By summer 1979, we were hearing rumors of VIA, which we interpreted as a Canadian version of Amtrak. It would take over the private passenger services of Canada's two major players, CP and Canadian National. And sure enough, later that year we began to see some of the F9s, which occasionally powered Nos. 41 and 42, in a new blue-and-yellow paint scheme lettered for VIA.
Finally, the word came down: Nos. 41 and 42 were history and would be replaced by diverting one of CN's two Halifax-Montreal trains at Moncton to Saint John. The last CP train left Brownville Junction, Maine, in the wee hours of October 28, 1979, in the charge of RS-10 No. 8568 and with a standard four-car consist. Gone were the shining stainless steel cars and E-units. Gone, too, was the dome with its splendid view.
The following night saw the arrival of the first diverted train. Canadian National had operated two round trips daily between Halifax and Montreal, the Ocean and the Scotian. The latter, renamed the Atlantic, was diverted at Moncton to Saint John and over the CP to Lennoxville, Quebec, where it once again took to CN rails for Montreal.
In some respects, the Atlantic was an improvement over the old Limited. The engine consist was at least as interesting-the train was always led by an FPA-4 and, as often as not, an A-B-A set of that model. About half the time, an Electro-Motive F7B was included. The FPA-4s were a bit tired. I can recall several occasions over the relatively short life of this train when failures required adding CP locomotives to make track speed. (I have seen both C-424s and RS1 8s added to the point of the train.) The VIA train operated with a minimum of nine cars, including a dining car and a cafe/lounge car.

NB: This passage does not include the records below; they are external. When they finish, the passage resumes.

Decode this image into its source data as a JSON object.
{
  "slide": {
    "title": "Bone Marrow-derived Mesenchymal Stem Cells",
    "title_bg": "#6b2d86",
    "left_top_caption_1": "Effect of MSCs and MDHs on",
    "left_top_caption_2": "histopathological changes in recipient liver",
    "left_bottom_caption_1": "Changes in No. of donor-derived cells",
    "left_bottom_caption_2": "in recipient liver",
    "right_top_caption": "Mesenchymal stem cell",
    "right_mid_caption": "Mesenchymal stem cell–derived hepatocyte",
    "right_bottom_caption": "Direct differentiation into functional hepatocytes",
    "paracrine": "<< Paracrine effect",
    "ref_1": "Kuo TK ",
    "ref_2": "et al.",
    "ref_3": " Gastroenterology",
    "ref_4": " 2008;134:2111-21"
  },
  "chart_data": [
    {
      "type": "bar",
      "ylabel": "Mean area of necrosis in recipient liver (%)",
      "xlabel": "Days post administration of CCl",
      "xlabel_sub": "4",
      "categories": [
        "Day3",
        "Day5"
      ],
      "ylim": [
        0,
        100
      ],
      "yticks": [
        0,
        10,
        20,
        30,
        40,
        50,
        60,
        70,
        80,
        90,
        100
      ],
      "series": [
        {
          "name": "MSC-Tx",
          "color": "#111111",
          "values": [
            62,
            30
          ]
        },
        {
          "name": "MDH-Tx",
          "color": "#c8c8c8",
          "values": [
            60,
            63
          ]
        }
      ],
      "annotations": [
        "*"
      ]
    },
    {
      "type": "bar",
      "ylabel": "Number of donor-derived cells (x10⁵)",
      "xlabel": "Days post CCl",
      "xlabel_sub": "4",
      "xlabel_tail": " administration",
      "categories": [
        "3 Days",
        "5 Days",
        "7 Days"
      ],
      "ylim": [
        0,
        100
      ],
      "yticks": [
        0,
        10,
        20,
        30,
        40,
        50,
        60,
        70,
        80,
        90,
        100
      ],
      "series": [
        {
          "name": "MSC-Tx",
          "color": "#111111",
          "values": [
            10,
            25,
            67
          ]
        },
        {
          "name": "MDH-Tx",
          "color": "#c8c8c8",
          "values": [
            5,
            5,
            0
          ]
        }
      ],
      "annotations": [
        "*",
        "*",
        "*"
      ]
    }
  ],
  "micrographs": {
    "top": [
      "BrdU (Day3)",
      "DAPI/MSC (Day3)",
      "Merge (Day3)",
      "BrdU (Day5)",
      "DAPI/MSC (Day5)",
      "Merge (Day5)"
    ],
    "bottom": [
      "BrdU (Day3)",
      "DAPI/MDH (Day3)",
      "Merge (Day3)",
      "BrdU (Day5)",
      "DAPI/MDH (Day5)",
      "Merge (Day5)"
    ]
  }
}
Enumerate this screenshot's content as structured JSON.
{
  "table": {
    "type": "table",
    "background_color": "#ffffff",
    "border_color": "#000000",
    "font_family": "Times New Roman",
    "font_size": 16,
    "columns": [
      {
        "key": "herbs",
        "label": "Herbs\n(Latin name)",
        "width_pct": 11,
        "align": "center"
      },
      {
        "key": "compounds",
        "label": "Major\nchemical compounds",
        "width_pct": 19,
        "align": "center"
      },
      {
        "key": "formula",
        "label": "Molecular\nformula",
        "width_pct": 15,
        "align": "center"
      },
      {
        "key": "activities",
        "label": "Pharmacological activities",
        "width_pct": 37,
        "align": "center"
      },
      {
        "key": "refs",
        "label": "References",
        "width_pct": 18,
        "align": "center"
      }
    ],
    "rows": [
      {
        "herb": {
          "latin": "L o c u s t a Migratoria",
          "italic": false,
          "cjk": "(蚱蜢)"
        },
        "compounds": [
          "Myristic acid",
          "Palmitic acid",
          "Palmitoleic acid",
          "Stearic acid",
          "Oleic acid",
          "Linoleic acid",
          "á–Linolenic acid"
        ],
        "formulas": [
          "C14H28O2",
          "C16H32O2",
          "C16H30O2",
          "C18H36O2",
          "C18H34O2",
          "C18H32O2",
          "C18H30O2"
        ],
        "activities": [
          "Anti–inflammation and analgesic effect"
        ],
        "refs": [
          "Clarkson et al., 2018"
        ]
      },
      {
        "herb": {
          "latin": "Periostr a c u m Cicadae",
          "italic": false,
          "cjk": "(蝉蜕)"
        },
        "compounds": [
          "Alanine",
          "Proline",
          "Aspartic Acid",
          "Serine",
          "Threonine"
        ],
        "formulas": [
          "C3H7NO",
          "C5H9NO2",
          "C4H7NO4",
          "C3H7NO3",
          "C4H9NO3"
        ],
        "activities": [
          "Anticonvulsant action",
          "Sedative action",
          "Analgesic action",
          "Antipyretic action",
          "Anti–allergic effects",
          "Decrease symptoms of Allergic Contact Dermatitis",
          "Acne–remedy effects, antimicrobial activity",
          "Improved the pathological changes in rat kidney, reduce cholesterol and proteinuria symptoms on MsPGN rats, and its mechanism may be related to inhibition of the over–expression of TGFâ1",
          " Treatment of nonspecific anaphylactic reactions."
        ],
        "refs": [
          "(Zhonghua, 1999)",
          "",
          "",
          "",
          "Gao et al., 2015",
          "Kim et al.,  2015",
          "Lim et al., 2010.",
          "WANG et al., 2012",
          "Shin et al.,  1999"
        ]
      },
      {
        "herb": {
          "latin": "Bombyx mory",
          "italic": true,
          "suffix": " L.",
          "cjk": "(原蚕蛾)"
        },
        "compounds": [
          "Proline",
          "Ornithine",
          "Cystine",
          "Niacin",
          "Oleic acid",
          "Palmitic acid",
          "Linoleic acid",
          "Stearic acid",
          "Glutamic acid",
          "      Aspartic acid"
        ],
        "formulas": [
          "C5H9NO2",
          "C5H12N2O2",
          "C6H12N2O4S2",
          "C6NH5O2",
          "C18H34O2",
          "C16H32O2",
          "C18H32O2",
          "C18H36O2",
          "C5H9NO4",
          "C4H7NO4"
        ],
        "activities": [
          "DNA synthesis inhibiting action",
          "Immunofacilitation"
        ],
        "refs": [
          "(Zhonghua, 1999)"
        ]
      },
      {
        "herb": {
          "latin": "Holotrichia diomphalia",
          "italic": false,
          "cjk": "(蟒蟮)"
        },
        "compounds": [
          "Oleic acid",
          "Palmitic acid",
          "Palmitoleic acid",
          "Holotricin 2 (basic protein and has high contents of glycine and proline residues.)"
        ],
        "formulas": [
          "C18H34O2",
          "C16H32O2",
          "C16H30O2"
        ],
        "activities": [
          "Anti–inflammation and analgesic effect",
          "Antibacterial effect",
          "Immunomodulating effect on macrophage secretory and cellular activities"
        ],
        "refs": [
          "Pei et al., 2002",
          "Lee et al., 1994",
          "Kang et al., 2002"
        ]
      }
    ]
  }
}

Another significant change from CP days was the passenger load-the Atlantic was often at capacity. Many nights when selling tickets, I had to inform passengers that sleeping accommodations were sold out and only a limited amount of coach space remained. The holiday season, which had swelled the CP train, overwhelmed the VIA one. Train size jumped to as many as 18 cars, and (in 1980, at least) the train ran in two sections of 14 cars for a couple of nights, with one section making the traditional stops. Even so, the trains only ran about an hour apart.
Even while train size was burgeoning, constant rumors spread that the train would be taken off. The government, people whispered, no longer wanted to subsidize all the passenger trains, and it surely didn't want to be paying for one in a foreign country.
Sure enough, that unhappy event occurred late in 1981. Through service terminated and was replaced by ROC service between Moncton and Fredericton, New Brunswick, by way of Saint John. But even this paltry substitute proved short-lived.
The Canadian love affair with trains and the hard work of several concerned groups brought the service back to Maine and eastern Quebec in mid 1983. The new edition consisted of a "shoe box" F40 and stainless steel former CP passenger cars. Even the dome car was back, and the train resumed its through route to Halifax-and held it for 11 more years.
Finally, with CP's divestiture of its lines east of Sherbrooke and even more governmental budgetary restraint, the service died a relatively quiet death on December 15, 1994. This time, unfortunately, hope of resurrection is slim. More than a year has passed, and the route is still dead. That old Maine slogan "You can't get there from here" sadly rings true.